Тушин блеснул на нее благодарным взглядом и взял ее руку.

— Но погодите, Иван Иванович! — торопливо, почти с испугом, прибавила она и отняла руку, видя, как Тушин вдруг точно вырос, помолодел, стал чем был прежде. — Теперь я — уж не как бабушка, а как женщина, скажу: погодите, рано, не до того ей! Она еще убита, дайте ей самой справиться! Не тревожьте, оставьте ее надолго! Она расстроена, не перенесет… Да и не поймет вас, не поверит теперь вам, подумает, что вы в горячке, хотите не выпустить ее из рук, а потом одумаетесь. Дайте ей покой. Вы давеча помянули про мой ум и сердце; вот они мне и говорят: погоди! Да, я бабушка ей, а не затрону теперь этого дела, а вы и подавно… Помните же, что я вам говорю…

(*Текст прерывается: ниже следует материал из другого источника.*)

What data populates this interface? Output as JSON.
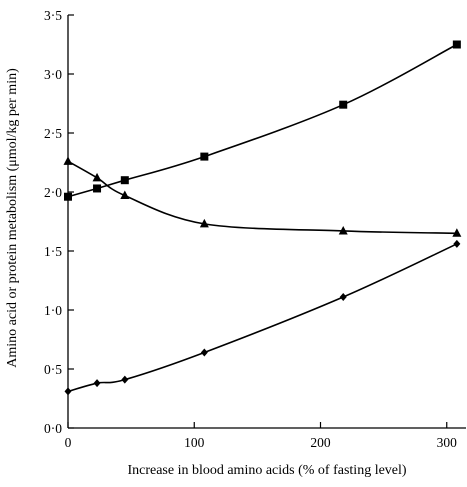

— Я буду помнить одно слово «будет» и им пока буду жить. Видите ли, Татьяна Марковна, что сделало оно со мной, это ваше слово?..

— Вижу, Иван Иванович, и верю, что вы говорите не на ветер. Оттого и вырвалось у меня это слово; не принимайте его слишком горячо к сердцу — я сама боюсь…

— Я буду надеяться… — сказал он тише и смотрел на нее молящими глазами. — Ах, если б и я, как Викентьев, мог когда-нибудь сказать: «Бабушка»!

Она сделала ему знак, чтоб он оставил ее, и когда он вышел, она опустилась в кресла, закрыв лицо платком.

XXI

На другой день Райский утром рано предупредил Крицкую запиской, что он просит позволения прийти к ней в половине первого часа и получил в ответ: «Charmée, j’attends»[150]«Очень рада, жду» (фр.). и т. д.

Шторы у ней были опущены, комнаты накурены. Она в белой кисейной блузе, перехваченной поясом, с широкими кружевными рукавами, с желтой далией на груди, слегка подрумяненная, встретила его в своем будуаре. Там, у дивана, накрыт был стол, и рядом стояли два прибора.